We use Filebeat to gather a wide type of logs, and we observe a strange behaviour: Kibana shows that all logs are gathered in a single instant, every couple of days.
For instance, we have 130'000 events in the Nginx http logs, but these events have all the same timestamp, and they're mostly duplicate; there are only 5 or 6 different single events.
We can read the logs manually from /var/log/nginx, and there's nothing unusual, Nginx works well.
The same happens e.g. for the syslog events: they're all gathered together. In this case, we haven't duplicates, but the timestamp is the same.
Same behaviour for the /var/log/secure.
All the events from all different harvesters have the same timestamp e.g. 13th of May 16:24:01.xxx. Only the milliseconds value (xxx) changes.
This is the file /etc/filebeats/filebeats.yml:
filebeat:
prospectors:
-
paths:
- /var/log/nginx/*access.log
- /var/log/nginx/*error.log
input_type: log
document_type: foobar-http
force_close_files: false
fields_under_root: true
close_older: 1h
fields:
env: preprod
structure: http
(other harvesters here...)
output:
logstash:
hosts: ['logs.example.com:5044']
worker: 1
loadbalance: true
index: filebeat
ssl:
certificate_authorities: ["/etc/pki/tls/certs/logstash-forwarder.crt"]

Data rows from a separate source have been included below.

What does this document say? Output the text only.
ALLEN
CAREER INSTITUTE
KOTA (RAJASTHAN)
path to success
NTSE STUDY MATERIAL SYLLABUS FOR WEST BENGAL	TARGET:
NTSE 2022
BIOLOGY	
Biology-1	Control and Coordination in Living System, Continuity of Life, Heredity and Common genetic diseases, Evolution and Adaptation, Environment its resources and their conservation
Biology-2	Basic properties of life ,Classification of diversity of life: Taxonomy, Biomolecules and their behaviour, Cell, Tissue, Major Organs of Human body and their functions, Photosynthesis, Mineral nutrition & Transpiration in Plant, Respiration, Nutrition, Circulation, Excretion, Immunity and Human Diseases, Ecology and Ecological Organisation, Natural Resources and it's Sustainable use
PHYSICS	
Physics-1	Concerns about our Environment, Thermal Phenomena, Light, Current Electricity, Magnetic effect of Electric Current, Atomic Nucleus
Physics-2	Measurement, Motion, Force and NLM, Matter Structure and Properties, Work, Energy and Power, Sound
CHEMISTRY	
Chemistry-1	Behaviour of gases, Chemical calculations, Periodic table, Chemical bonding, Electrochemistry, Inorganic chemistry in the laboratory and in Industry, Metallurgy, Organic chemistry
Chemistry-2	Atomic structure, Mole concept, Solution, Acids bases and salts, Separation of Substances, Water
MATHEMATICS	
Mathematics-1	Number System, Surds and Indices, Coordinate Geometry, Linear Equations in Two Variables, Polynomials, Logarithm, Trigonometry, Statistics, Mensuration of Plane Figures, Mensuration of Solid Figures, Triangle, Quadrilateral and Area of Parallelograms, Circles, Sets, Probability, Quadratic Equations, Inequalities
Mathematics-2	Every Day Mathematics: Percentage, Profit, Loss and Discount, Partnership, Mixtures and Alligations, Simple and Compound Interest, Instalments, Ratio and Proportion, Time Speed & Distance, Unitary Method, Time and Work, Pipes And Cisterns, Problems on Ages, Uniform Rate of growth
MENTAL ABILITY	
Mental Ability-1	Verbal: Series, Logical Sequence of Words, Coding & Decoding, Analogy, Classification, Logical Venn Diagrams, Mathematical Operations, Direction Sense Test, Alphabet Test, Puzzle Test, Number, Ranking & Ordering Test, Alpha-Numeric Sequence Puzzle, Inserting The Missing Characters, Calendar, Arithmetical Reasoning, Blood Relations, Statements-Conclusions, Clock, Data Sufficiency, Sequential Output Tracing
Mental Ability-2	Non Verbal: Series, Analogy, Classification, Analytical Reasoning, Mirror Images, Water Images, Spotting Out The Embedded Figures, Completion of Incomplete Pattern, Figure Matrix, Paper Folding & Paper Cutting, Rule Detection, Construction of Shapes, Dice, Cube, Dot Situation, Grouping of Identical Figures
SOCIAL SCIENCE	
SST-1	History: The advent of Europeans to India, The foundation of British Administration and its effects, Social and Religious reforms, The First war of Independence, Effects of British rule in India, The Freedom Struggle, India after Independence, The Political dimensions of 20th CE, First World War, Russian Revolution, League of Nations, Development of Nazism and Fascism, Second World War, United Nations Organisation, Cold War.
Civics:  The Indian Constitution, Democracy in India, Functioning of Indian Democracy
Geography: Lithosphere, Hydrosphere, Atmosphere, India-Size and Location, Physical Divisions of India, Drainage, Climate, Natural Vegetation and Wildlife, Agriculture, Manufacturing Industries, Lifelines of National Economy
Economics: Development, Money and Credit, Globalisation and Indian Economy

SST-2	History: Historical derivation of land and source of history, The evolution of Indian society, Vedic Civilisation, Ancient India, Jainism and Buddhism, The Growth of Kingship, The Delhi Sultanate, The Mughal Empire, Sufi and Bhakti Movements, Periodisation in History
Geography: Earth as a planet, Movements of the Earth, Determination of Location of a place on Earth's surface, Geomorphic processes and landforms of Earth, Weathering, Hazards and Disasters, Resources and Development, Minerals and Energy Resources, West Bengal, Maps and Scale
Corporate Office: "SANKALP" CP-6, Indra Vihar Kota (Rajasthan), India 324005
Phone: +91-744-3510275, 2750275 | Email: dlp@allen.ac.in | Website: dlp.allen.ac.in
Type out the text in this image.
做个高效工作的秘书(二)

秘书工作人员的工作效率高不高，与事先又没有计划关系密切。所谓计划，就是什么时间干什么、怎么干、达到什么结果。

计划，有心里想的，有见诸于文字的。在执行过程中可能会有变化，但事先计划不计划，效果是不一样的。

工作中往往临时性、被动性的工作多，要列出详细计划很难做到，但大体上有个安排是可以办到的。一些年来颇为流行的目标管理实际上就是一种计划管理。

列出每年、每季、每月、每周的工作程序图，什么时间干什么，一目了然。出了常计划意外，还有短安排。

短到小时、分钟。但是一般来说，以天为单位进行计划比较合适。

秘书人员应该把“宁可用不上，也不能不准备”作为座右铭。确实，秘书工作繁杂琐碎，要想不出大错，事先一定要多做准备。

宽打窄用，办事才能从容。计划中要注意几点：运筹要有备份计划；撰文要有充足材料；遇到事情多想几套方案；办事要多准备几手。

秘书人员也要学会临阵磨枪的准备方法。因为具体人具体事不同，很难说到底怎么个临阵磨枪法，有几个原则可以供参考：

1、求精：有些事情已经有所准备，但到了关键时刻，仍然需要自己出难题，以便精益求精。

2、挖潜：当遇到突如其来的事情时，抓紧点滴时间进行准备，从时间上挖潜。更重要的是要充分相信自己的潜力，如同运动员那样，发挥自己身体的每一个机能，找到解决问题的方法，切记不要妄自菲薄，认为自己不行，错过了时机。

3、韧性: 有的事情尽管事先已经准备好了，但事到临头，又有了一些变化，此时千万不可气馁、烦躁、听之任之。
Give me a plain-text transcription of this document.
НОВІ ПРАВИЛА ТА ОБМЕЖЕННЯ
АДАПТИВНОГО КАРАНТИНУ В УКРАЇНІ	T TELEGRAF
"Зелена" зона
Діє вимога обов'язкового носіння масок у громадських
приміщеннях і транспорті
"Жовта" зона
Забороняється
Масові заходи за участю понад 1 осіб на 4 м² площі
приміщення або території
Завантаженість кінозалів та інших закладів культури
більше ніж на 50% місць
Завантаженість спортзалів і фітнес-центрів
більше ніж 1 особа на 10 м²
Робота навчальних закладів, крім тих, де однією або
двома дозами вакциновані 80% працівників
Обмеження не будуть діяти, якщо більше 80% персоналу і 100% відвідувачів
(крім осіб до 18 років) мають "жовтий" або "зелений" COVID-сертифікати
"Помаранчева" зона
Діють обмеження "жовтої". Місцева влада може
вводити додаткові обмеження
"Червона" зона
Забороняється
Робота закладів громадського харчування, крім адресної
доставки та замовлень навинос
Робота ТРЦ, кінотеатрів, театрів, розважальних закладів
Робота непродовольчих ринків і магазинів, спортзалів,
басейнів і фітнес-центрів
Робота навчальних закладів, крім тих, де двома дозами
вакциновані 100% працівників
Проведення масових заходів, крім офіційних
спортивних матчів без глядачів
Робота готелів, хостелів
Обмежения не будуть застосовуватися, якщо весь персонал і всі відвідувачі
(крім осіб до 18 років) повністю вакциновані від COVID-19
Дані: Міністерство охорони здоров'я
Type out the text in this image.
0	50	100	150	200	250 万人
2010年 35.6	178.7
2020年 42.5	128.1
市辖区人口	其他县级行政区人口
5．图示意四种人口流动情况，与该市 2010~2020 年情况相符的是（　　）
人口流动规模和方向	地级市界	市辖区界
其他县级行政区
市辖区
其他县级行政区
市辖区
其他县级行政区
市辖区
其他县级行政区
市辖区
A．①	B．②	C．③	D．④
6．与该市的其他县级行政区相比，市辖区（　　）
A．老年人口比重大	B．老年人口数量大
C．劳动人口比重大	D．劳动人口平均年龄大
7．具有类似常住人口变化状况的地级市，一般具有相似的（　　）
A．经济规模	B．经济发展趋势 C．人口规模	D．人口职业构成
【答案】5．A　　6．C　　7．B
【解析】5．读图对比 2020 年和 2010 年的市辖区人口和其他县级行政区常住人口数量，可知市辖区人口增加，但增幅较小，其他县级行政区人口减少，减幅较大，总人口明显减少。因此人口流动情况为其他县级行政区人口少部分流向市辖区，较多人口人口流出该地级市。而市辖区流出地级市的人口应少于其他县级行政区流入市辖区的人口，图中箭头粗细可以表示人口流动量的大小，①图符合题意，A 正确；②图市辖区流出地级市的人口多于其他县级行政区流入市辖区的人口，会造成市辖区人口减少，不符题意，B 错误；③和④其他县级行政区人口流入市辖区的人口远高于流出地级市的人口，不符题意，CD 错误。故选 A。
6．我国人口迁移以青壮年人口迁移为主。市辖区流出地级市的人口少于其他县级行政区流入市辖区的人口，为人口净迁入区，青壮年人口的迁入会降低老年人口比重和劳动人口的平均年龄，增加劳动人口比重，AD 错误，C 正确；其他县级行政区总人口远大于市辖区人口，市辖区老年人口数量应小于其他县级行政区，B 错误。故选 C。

Here are the Filebeat logs:
2018-05-14T11:11:18+03:00 ERR Connecting error publishing events (retrying): read tcp 10.1.1.1:58360->10.2.2.2:5044: i/o timeout
2018-05-14T11:11:46+03:00 INFO Non-zero metrics in the last 30s: libbeat.logstash.publish.read_errors=1
2018-05-14T11:12:16+03:00 INFO No non-zero metrics in the last 30s
2018-05-14T11:12:46+03:00 INFO Non-zero metrics in the last 30s: libbeat.logstash.publish.write_bytes=157
2018-05-14T11:12:48+03:00 ERR Connecting error publishing events (retrying): read tcp 10.1.1.1:58650->10.2.2.2:5044: i/o timeout
2018-05-14T11:13:16+03:00 INFO Non-zero metrics in the last 30s: libbeat.logstash.publish.read_errors=1
2018-05-14T11:13:46+03:00 INFO No non-zero metrics in the last 30s
2018-05-14T11:14:16+03:00 INFO Non-zero metrics in the last 30s: libbeat.logstash.publish.write_bytes=157
2018-05-14T11:14:19+03:00 ERR Connecting error publishing events (retrying): read tcp 10.1.1.1:58876->10.2.2.2:5044: i/o timeout
2018-05-14T11:14:46+03:00 INFO Non-zero metrics in the last 30s: libbeat.logstash.publish.read_errors=1
2018-05-14T11:15:16+03:00 INFO No non-zero metrics in the last 30s
2018-05-14T11:15:46+03:00 INFO Non-zero metrics in the last 30s: libbeat.logstash.publish.write_bytes=157
where 10.1.1.1 is the machine with the Nginx server and 10.2.2.2 is our Logstash/Kibana server.
What could be the reason of the problem? Thanks in advance.